Yes, OK, I know the answer is "very carefully" :o)
By a fortuitous chain of events I have become the owner of a Castlewood ORB2 2.2Gb removable SCSI drive (plus a couple of removable disks to go with it). Which is nice because now I've got something to hang of that old SCSI adapter card I had lying around (Diamond Multimedia Fireport40).
I've tried it out with Windows 2K and it works a treat (media is currently formatted as FAT2).
GNU/Linux (Debian) picks up the SCSI card and the device OK (i.e. everything shows up in /proc/scsi as it should) with the adapter being scsi0 and the drive is on LUN 5.
I've installed the scsitools package http://packages.debian.org/stable/utils/scsitools.html and run scsidev.
And now I'm stuck, I presume I need to mount the drive with something like;
mount -t vfat /dev/??? /mnt/orb2
but what device name should use (or how do I find out)?
Regards,
Keith ____________ Say nothing and saw wood. Vermont Saying
From: Keith Watson
GNU/Linux (Debian) picks up the SCSI card and the device OK (i.e. everything shows up in /proc/scsi as it should) with the adapter being scsi0 and the drive is on LUN 5.
Here I go, answering my own posts now! (only way to get sensible answers? :o) )
spot the deliberate mistake I meant ID 5, LUN 0, i.e. scsi0, channel 0, id 5, lun 0
Keith ____________ Sushi! - its not fresh, its raw.
From: Keith Watson
From: Keith Watson
GNU/Linux (Debian) picks up the SCSI card and the device OK (i.e. everything shows up in /proc/scsi as it should) with the adapter being scsi0 and the drive is on LUN 5.
Here I go, answering my own posts now! (only way to get sensible answers? :o) )
spot the deliberate mistake I meant ID 5, LUN 0, i.e. scsi0, channel 0, id 5, lun 0
Subsidiary question: (NB marks will only be awarded is the main question is also answered)
I have 2 IDE disks attached - hda & hdb, so should the SCSI drive show up as sda or sdc?
Keith ____________ A ship in the harbour is safe... but that's not what ships were made for.
On Tue, 2003-06-03 at 14:43, Keith Watson wrote:
From: Keith Watson
From: Keith Watson
GNU/Linux (Debian) picks up the SCSI card and the device OK (i.e. everything shows up in /proc/scsi as it should) with the adapter being scsi0 and the drive is on LUN 5.

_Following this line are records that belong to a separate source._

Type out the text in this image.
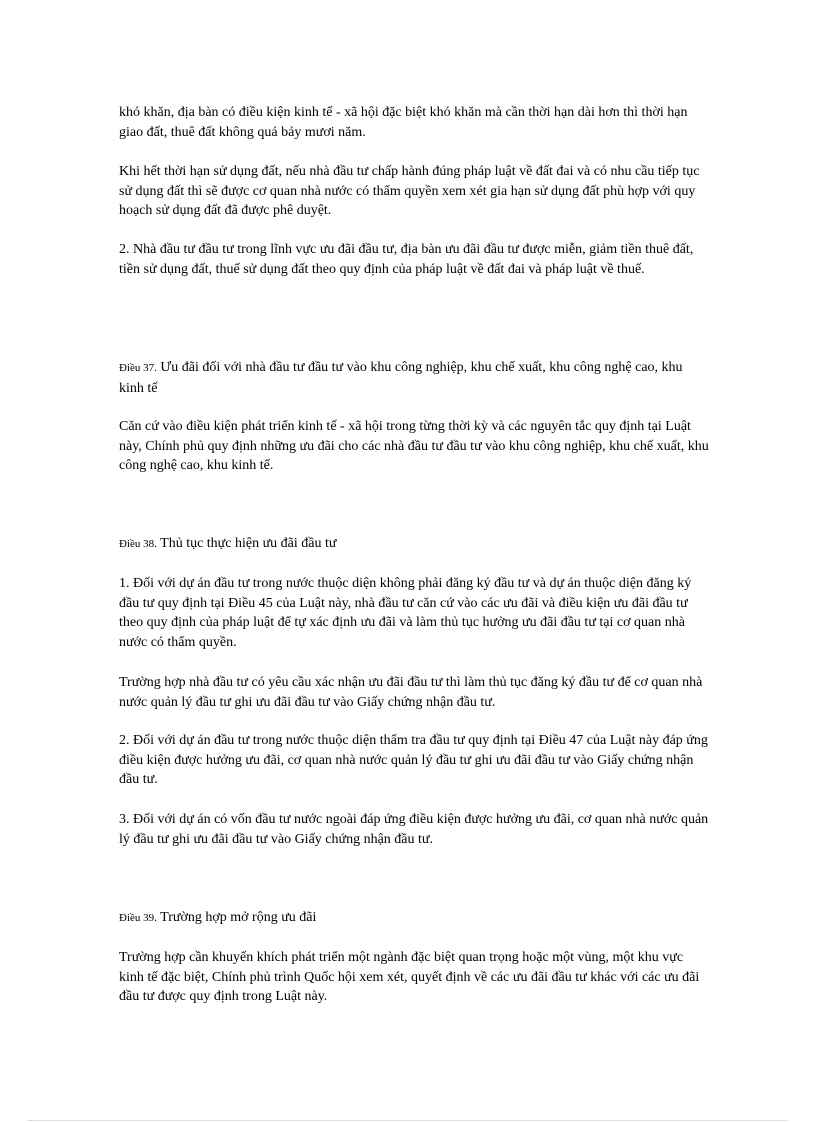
khó khăn, địa bàn có điều kiện kinh tế - xã hội đặc biệt khó khăn mà cần thời hạn dài hơn thì thời hạn giao đất, thuê đất không quá bảy mươi năm.

Khi hết thời hạn sử dụng đất, nếu nhà đầu tư chấp hành đúng pháp luật về đất đai và có nhu cầu tiếp tục sử dụng đất thì sẽ được cơ quan nhà nước có thẩm quyền xem xét gia hạn sử dụng đất phù hợp với quy hoạch sử dụng đất đã được phê duyệt.

2. Nhà đầu tư đầu tư trong lĩnh vực ưu đãi đầu tư, địa bàn ưu đãi đầu tư được miễn, giảm tiền thuê đất, tiền sử dụng đất, thuế sử dụng đất theo quy định của pháp luật về đất đai và pháp luật về thuế.

Điều 37. Ưu đãi đối với nhà đầu tư đầu tư vào khu công nghiệp, khu chế xuất, khu công nghệ cao, khu kinh tế

Căn cứ vào điều kiện phát triển kinh tế - xã hội trong từng thời kỳ và các nguyên tắc quy định tại Luật này, Chính phủ quy định những ưu đãi cho các nhà đầu tư đầu tư vào khu công nghiệp, khu chế xuất, khu công nghệ cao, khu kinh tế.

Điều 38. Thủ tục thực hiện ưu đãi đầu tư

1. Đối với dự án đầu tư trong nước thuộc diện không phải đăng ký đầu tư và dự án thuộc diện đăng ký đầu tư quy định tại Điều 45 của Luật này, nhà đầu tư căn cứ vào các ưu đãi và điều kiện ưu đãi đầu tư theo quy định của pháp luật để tự xác định ưu đãi và làm thủ tục hưởng ưu đãi đầu tư tại cơ quan nhà nước có thẩm quyền.

Trường hợp nhà đầu tư có yêu cầu xác nhận ưu đãi đầu tư thì làm thủ tục đăng ký đầu tư để cơ quan nhà nước quản lý đầu tư ghi ưu đãi đầu tư vào Giấy chứng nhận đầu tư.

2. Đối với dự án đầu tư trong nước thuộc diện thẩm tra đầu tư quy định tại Điều 47 của Luật này đáp ứng điều kiện được hưởng ưu đãi, cơ quan nhà nước quản lý đầu tư ghi ưu đãi đầu tư vào Giấy chứng nhận đầu tư.

3. Đối với dự án có vốn đầu tư nước ngoài đáp ứng điều kiện được hưởng ưu đãi, cơ quan nhà nước quản lý đầu tư ghi ưu đãi đầu tư vào Giấy chứng nhận đầu tư.

Điều 39. Trường hợp mở rộng ưu đãi

Trường hợp cần khuyến khích phát triển một ngành đặc biệt quan trọng hoặc một vùng, một khu vực kinh tế đặc biệt, Chính phủ trình Quốc hội xem xét, quyết định về các ưu đãi đầu tư khác với các ưu đãi đầu tư được quy định trong Luật này.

Here I go, answering my own posts now! (only way to get sensible answers? :o) )
spot the deliberate mistake I meant ID 5, LUN 0, i.e. scsi0, channel 0, id 5, lun 0
Subsidiary question: (NB marks will only be awarded is the main question is also answered)

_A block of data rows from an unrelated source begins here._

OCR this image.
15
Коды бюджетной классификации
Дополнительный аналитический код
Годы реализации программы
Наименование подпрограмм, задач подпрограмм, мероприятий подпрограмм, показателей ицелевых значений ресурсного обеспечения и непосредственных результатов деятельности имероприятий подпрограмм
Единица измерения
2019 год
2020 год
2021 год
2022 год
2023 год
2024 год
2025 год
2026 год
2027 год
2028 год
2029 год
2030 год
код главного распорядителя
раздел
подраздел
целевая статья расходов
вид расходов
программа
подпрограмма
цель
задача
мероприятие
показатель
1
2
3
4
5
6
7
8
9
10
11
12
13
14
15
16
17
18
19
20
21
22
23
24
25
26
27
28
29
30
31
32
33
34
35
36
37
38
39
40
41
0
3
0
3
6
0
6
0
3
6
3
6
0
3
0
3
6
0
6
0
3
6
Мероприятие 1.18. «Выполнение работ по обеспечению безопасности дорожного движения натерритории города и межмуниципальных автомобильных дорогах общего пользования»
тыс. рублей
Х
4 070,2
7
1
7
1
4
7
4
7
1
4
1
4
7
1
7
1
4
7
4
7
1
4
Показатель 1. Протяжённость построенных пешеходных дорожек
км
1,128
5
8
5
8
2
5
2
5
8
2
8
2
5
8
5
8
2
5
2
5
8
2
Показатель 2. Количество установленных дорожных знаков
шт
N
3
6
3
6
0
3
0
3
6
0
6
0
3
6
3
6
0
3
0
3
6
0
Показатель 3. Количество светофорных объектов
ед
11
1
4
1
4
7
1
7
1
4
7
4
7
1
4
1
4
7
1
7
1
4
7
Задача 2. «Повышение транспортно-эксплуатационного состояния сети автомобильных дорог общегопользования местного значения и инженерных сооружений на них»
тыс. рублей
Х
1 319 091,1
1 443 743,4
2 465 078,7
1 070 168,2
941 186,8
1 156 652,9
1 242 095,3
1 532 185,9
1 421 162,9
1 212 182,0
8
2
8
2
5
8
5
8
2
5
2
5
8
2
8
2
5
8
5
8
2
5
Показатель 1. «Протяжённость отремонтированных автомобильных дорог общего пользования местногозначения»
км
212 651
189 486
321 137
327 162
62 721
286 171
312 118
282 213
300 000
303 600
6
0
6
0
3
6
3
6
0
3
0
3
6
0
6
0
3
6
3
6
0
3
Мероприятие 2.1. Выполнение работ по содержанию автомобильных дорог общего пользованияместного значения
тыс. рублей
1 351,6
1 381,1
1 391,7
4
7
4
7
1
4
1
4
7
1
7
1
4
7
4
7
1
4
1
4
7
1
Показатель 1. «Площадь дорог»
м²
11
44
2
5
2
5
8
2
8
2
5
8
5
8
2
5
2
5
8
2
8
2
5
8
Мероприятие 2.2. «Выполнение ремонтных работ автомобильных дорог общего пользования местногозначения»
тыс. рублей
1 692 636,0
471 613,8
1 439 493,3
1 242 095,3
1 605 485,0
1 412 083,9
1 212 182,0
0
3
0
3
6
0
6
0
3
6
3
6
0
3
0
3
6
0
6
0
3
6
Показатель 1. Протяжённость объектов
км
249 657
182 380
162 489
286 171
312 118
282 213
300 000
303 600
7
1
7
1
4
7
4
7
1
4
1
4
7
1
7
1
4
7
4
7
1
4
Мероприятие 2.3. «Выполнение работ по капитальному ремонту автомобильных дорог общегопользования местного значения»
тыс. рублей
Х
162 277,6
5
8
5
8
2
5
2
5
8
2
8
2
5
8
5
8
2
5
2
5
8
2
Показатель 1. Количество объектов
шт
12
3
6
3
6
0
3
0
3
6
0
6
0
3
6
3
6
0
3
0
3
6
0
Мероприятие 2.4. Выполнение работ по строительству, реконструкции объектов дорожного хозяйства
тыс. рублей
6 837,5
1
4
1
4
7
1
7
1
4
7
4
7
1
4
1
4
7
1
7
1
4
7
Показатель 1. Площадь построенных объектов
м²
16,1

I have 2 IDE disks attached - hda & hdb, so should the SCSI drive show up as sda or sdc?
Making the big leap and assuming all modules have loaded correctly you should be able to mount /dev/sda0 and all will work. Naming is similar to ide.
sd -> scsi disk a -> first disk detected on chain 0 -> partition 0
You can check what scsi devices have been seen by looking in /proc/scsi/ cat the scsi file and you should see all devices that are on the scsi sub system listed. An example from my system.

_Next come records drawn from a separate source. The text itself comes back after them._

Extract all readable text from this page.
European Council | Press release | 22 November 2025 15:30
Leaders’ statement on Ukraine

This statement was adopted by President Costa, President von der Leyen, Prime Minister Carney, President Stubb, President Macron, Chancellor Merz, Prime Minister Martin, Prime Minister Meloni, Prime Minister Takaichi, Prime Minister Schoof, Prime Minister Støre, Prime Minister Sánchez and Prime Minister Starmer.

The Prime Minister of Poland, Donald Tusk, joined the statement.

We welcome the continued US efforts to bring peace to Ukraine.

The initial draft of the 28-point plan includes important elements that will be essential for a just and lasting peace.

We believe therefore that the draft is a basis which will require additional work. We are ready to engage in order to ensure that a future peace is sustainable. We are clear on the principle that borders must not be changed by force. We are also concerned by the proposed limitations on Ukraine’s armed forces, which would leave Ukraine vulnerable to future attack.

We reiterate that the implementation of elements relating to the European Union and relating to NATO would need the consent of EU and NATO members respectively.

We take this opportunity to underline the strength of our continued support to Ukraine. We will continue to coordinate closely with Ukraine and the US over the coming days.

Attached devices: Host: scsi0 Channel: 00 Id: 06 Lun: 00 Vendor: YAMAHA Model: CRW4260 Rev: 1.0f Type: CD-ROM ANSI SCSI revision: 02
From: Douglas Willis
...snip...
Making the big leap and assuming all modules have loaded correctly you should be able to mount /dev/sda0 and all will work. Naming is similar to ide.
...snip...
Ah! there you have it Douglas, 1st make sure that you have scsi disk support in the kernel (more lumps on the forehead! :o) )
However once you do it all bursts into life, run scsidev and a message pops up saying there's now a disk on sda.
All of which means, as it's an exchangeable device, that I now have to seriously get to grips with automount and autofs, which I have been putting off for too long.